If you consent to us Processing your Personal Data, please note that you may withdraw this consent at any time. In order to withdraw the consent, please contact privacy@nusr-et.com.tr . Please note that your consent can only be withdrawn for future Processing activities and such a withdrawal does not have any influence on the lawfulness of past Processing activities. In some cases, we may be entitled in spite of your withdrawal to continue to Process your Personal Data on a different legal basis.
10. UPDATING THIS DATA PROTECTION NOTICE
We reserve the right to update this Data Protection Notice at any time.
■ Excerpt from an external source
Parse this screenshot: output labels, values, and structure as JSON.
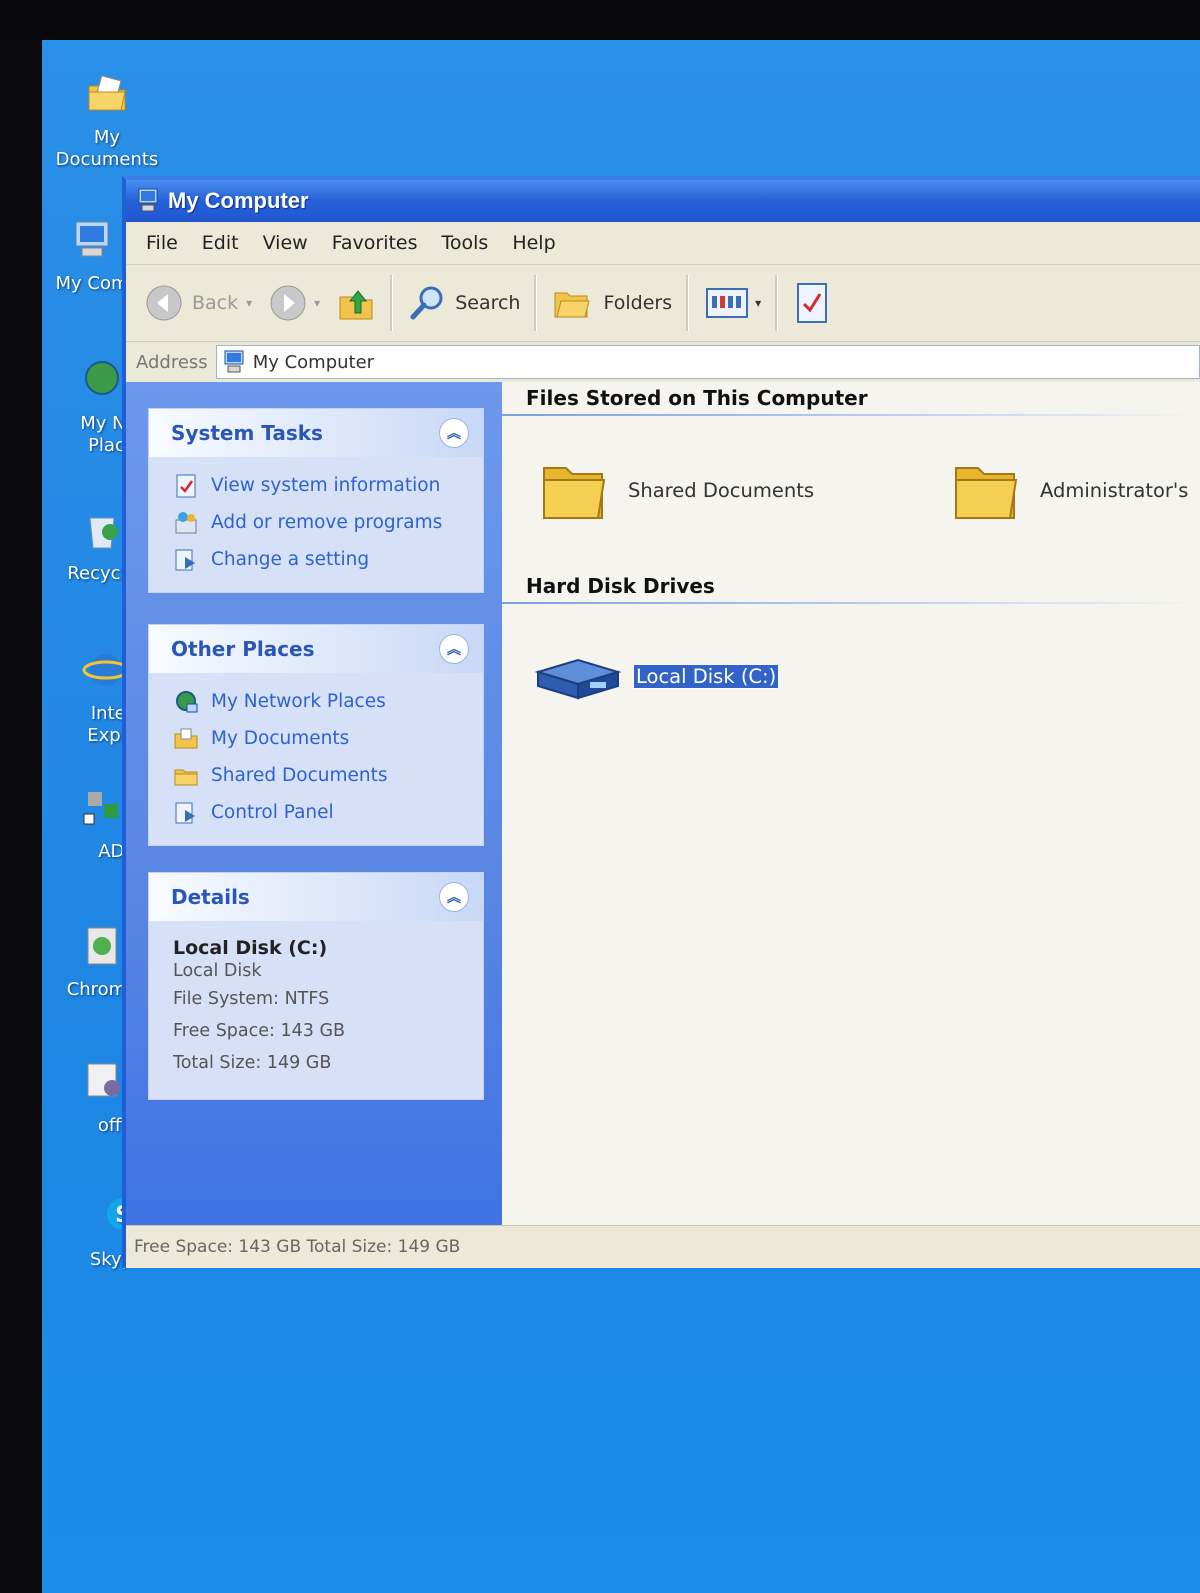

We will let you know about the changes by publishing the updated version of the Data Protection Notice on www.nusr-et.com.tr . We are committed to protecting and respecting your privacy and will continue to do so in any future changes we make to this Data Protection Notice.
11. HOW TO GET IN TOUCH WITH US AND HOW CAN YOU EXERCISE YOUR LEGAL RIGHTS?
If you have any questions about our Data Protection Notice , or if you would like to make a complaint about a possible breach of Personal Data or to exercise one of your data protection rights, please contact us as described below.
Contact us;
Company E-mail address: privacy@nusr-et.com.tr
If you have any concerns about how we Process your Personal Data, please feel free to contact our data protection officer, who will investigate the matter and come back to you, by sending an email to privacy@nusr-et.com.tr.
If you are still not satisfied after our response or believe we are not using your personal information in line with the law, you also have the right to complain to the data-protection regulator in the country where you live or work.